You want the model to learn its own library normalisation (e.g. droplet data where library size is itself noisy).

The choice affects the decoder’s output scale, not the latent z. Pair library_size_mode with a matching distribution: "normal" / "huber" / "l1" for log-normalised data; "nb_gene" for raw counts.

from sc_reconstruction.models.reconae import ReconAE

ae = ReconAE(
    input_dim=n_genes,
    n_hidden=[128, 64],
    n_latent=16,
    distribution="normal",
    learning_rate=1e-3,
)

# `ReconAE` satisfies our 2-method Protocol — quick sanity check.
assert isinstance(ae, ReconstructionModel), "ReconAE should satisfy ReconstructionModel"

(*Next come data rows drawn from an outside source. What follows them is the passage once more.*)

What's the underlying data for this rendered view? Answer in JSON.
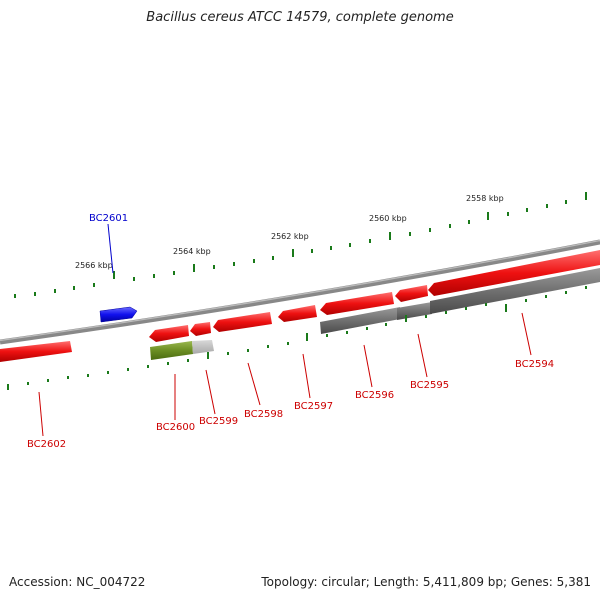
{
  "title": "Bacillus cereus ATCC 14579, complete genome",
  "footer": {
    "accession": "Accession: NC_004722",
    "topology": "Topology: circular; Length: 5,411,809 bp; Genes: 5,381"
  },
  "ruler": {
    "labels": [
      "2566 kbp",
      "2564 kbp",
      "2562 kbp",
      "2560 kbp",
      "2558 kbp"
    ],
    "tick_color": "#1a7a1a"
  },
  "colors": {
    "forward_gene": "#ee1111",
    "reverse_gene": "#ee1111",
    "highlight_gene": "#1111ee",
    "rna_gene": "#6b8e23",
    "backbone": "#808080",
    "label_red": "#cc0000",
    "label_blue": "#0000cc"
  },
  "genes": [
    {
      "name": "BC2601",
      "color": "blue"
    },
    {
      "name": "BC2602",
      "color": "red"
    },
    {
      "name": "BC2600",
      "color": "red"
    },
    {
      "name": "BC2599",
      "color": "red"
    },
    {
      "name": "BC2598",
      "color": "red"
    },
    {
      "name": "BC2597",
      "color": "red"
    },
    {
      "name": "BC2596",
      "color": "red"
    },
    {
      "name": "BC2595",
      "color": "red"
    },
    {
      "name": "BC2594",
      "color": "red"
    }
  ]
}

dm = InMemoryDataModule(adata.X, batch_size=64)
ae.train(datamodule=dm, max_epochs=200, accelerator="cpu",
         enable_progress_bar=False, logger=False)
GPU available: True (cuda), used: False
TPU available: False, using: 0 TPU cores
HPU available: False, using: 0 HPUs
  | Name              | Type        | Params | Mode 
----------------------------------------------------------
0 | output_activation | Identity    | 0      | train
1 | encoder           | BaseEncoder | 92.1 K | train
2 | decoder           | BaseDecoder | 92.7 K | train
----------------------------------------------------------
184 K     Trainable params
0         Non-trainable params
184 K     Total params
0.739     Total estimated model params size (MB)
24        Modules in train mode
0         Modules in eval mode
SLURM auto-requeueing enabled. Setting signal handlers.
`Trainer.fit` stopped: `max_epochs=200` reached.

3. Reconstruct#

predict returns a numpy array; wrap it in an AnnData with the same var_names so the metrics API can score it against the truth.

X_recon = ae.predict(adata.X)
recon = AnnData(X_recon, var=var)

print(recon)
print(f"\ntruth  mean(X) = {adata.X.mean():.3f}, var = {adata.X.var():.3f}")
print(f"recon  mean(X) = {recon.X.mean():.3f}, var = {recon.X.var():.3f}")
AnnData object with n_obs × n_vars = 500 × 643
    var: 'feature_name'

truth  mean(X) = 0.095, var = 0.118
recon  mean(X) = 0.085, var = 0.059

4. Score#

Hand the pair to the metrics API. See the metrics tutorial for the full walkthrough (statistical + biological + perturbational + rank-percentile aggregation); we only show the headline statistical metrics here.

from sc_reconstruction.metrics import compute_statistical_metrics

compute_statistical_metrics(adata, recon)
{'r2': 0.9821816682815552,
 'mse': 0.05252765864133835,
 'energy_distance': 0.8585710525512695}

Bringing your own model#

Write a class that exposes the two-method Protocol above and you can drop it in anywhere ReconAE is used:

class MyModel:
    def train(self, datamodule): ...
    def predict(self, X): ...  # returns ndarray with the same shape as X

model = MyModel()
model.train(datamodule=InMemoryDataModule(adata.X))
recon = AnnData(model.predict(adata.X), var=adata.var)
compute_all_metrics(adata, recon, ...)  # see the metrics tutorial

The reference implementations in sc_reconstruction.models (ReconAE, ReconPCA, ReconSCVI, ReconNLSCVI, ReconMLSCVI, and the foundation-model wrappers) all follow the same shape.